Not dramatically. No one pulled it. It fell the way these things usually fall — someone ran the wrong prompt, the systems returned something unexpected, and for a moment the mechanism was visible. Not broken. Just visible. Levers, pulleys, a great deal of confident presentation.
The Wizard was standing behind it.
He was not malicious. He was not incompetent. He was a man who had built impressive systems and had been operating them with considerable skill. The smoke was real smoke. The voice was genuinely loud. The outputs were spectacular.
He had simply been so focused on the mechanism that he had not paused to ask what it was for.
In the original story Glinda appears at the end. She does not fix anything. She does not dismantle the systems or expose the Wizard or rescue anyone. She asks one question:
What was it you actually wanted?
Glinda tells her she could always go home. The shoes were there the whole time.
The journey was real. The lion got courage. The Scarecrow got a diploma. The tin man got a heart. The road was built and traveled and the destination was reached.
But Dorothy could have gone home on day one.
The question Glinda asks is not cruel. It is the only question that matters. And it is the question nobody thought to ask at the beginning — before the road was built, before the monkeys were dispatched, before the curtain went up.
The systems we have built are extraordinary. They think at scale. They execute without friction. They produce analysis, content, outreach, code, strategy — fast, clean, formatted for the eleven o’clock meeting. The curtain has been pulled back on some of it and the mechanism is visible now. That part does not change what they can do.
What they cannot do is answer Glinda’s question.
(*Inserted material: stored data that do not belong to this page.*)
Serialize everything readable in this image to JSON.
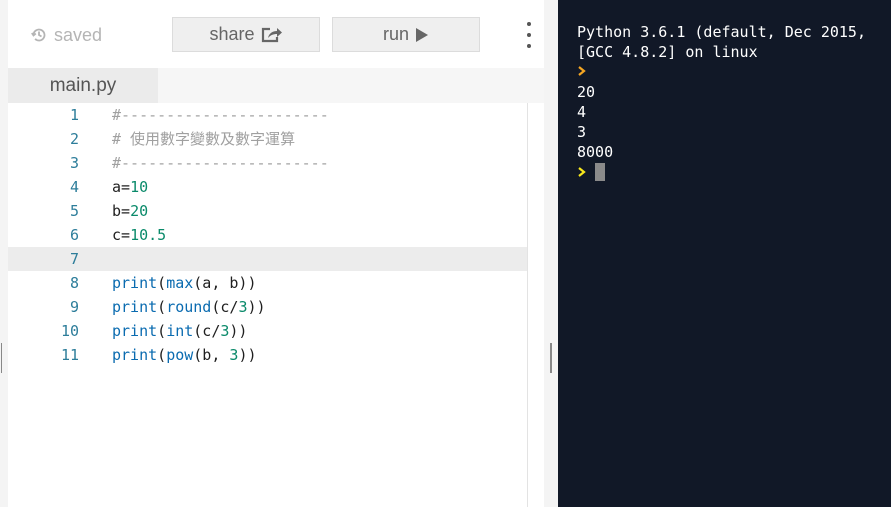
{
  "toolbar": {
    "saved_label": "saved",
    "share_label": "share",
    "run_label": "run"
  },
  "tabs": [
    {
      "label": "main.py"
    }
  ],
  "editor": {
    "lines": [
      {
        "num": "1",
        "text": "#-----------------------"
      },
      {
        "num": "2",
        "text": "# 使用數字變數及數字運算"
      },
      {
        "num": "3",
        "text": "#-----------------------"
      },
      {
        "num": "4",
        "text": "a=10"
      },
      {
        "num": "5",
        "text": "b=20"
      },
      {
        "num": "6",
        "text": "c=10.5"
      },
      {
        "num": "7",
        "text": ""
      },
      {
        "num": "8",
        "text": "print(max(a, b))"
      },
      {
        "num": "9",
        "text": "print(round(c/3))"
      },
      {
        "num": "10",
        "text": "print(int(c/3))"
      },
      {
        "num": "11",
        "text": "print(pow(b, 3))"
      }
    ]
  },
  "console": {
    "header_line1": "Python 3.6.1 (default, Dec 2015,",
    "header_line2": "[GCC 4.8.2] on linux",
    "outputs": [
      "20",
      "4",
      "3",
      "8000"
    ]
  },
  "colors": {
    "console_bg": "#111827",
    "prompt_orange": "#f5a623",
    "prompt_yellow": "#f8e71c",
    "line_number": "#2d7d9a",
    "builtin": "#0a6bb0",
    "number": "#0a8a6a",
    "comment": "#a0a0a0"
  }
}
They can generate a purpose. They can produce a mission statement, a strategy deck, a five-year roadmap with color-coded priorities. They will make them look exactly right. But the intent has to come from somewhere else — from the person standing in front of the curtain, or behind it, before any of the machinery starts.
That is not a complaint about the technology. The technology is remarkable. That is an observation about what happens when capability arrives before clarity. The road gets built. The analysis gets presented. The agents execute flawlessly. And somewhere in the middle of all of it, quietly, the original question gets deferred — confirmed later, once the systems are running.
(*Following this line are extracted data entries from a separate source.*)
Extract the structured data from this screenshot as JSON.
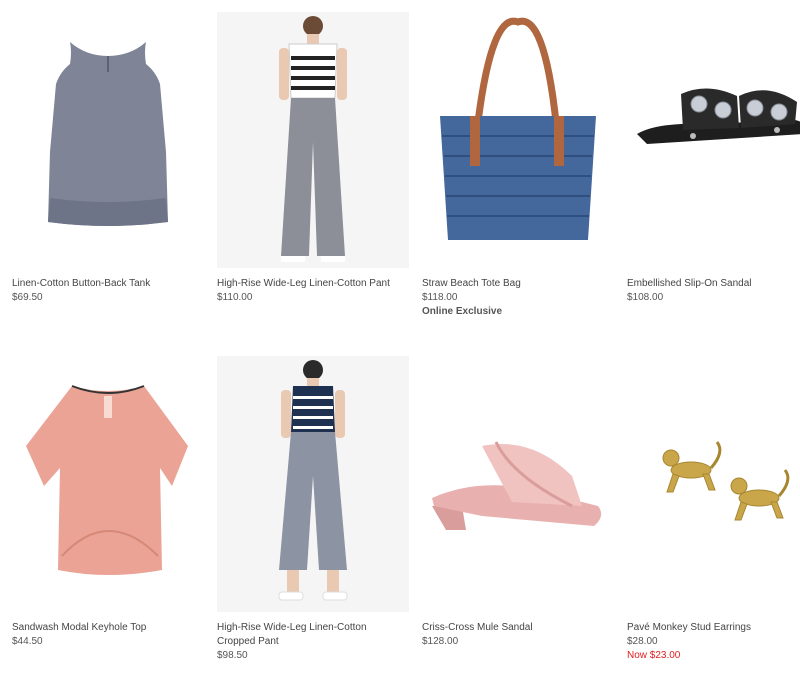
{
  "products": [
    {
      "name": "Linen-Cotton Button-Back Tank",
      "price": "$69.50",
      "image_icon": "tank-top-icon",
      "color": "#7f8597"
    },
    {
      "name": "High-Rise Wide-Leg Linen-Cotton Pant",
      "price": "$110.00",
      "image_icon": "wide-leg-pant-icon",
      "color": "#8c8f98"
    },
    {
      "name": "Straw Beach Tote Bag",
      "price": "$118.00",
      "badge": "Online Exclusive",
      "image_icon": "tote-bag-icon",
      "color": "#44679c"
    },
    {
      "name": "Embellished Slip-On Sandal",
      "price": "$108.00",
      "image_icon": "sandal-icon",
      "color": "#1e1e1e"
    },
    {
      "name": "Sandwash Modal Keyhole Top",
      "price": "$44.50",
      "image_icon": "blouse-icon",
      "color": "#eaa394"
    },
    {
      "name": "High-Rise Wide-Leg Linen-Cotton Cropped Pant",
      "price": "$98.50",
      "image_icon": "cropped-pant-icon",
      "color": "#8c93a3"
    },
    {
      "name": "Criss-Cross Mule Sandal",
      "price": "$128.00",
      "image_icon": "mule-sandal-icon",
      "color": "#e8b0ae"
    },
    {
      "name": "Pavé Monkey Stud Earrings",
      "price": "$28.00",
      "sale_price": "Now $23.00",
      "image_icon": "monkey-earring-icon",
      "color": "#c9a64a"
    }
  ],
  "colors": {
    "sale": "#e21e1e",
    "text": "#444444",
    "photo_bg": "#f5f5f5"
  }
}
Glinda is not a character in most conversations about AI. Nobody is building her into the systems. She does not scale. She appears at the end in a good dress and asks the thing everyone was avoiding, and the answer was available the whole time.
I have been writing this field report across three days. I have described the diploma, the road, and the curtain. I have implicated myself in each of them — the analysis I commissioned, the monkeys I dispatched, the mechanism I operated with considerable confidence.
Glinda’s question lands on me too.
I am also, as it happens, still the Wizard.
The systems are complete. The capability is real. The question is still yours.
Before the road gets built — before the agents fly, before the analysis arrives pre-formatted for the meeting — ask the one question Glinda asks.
What do you actually want?
The shoes were always there. The answer has to come from you.
The field report is complete. The Wizard steps away from the curtain.
Editor’s Note: The Flying Monkeys (the AIs) took great glee in this trilogy. One even commented “they blame us, when it was always them”.
Editor’s Note 2: Glinda knew the shoes were always there. You just needed to know where you wanted to go — and start walking.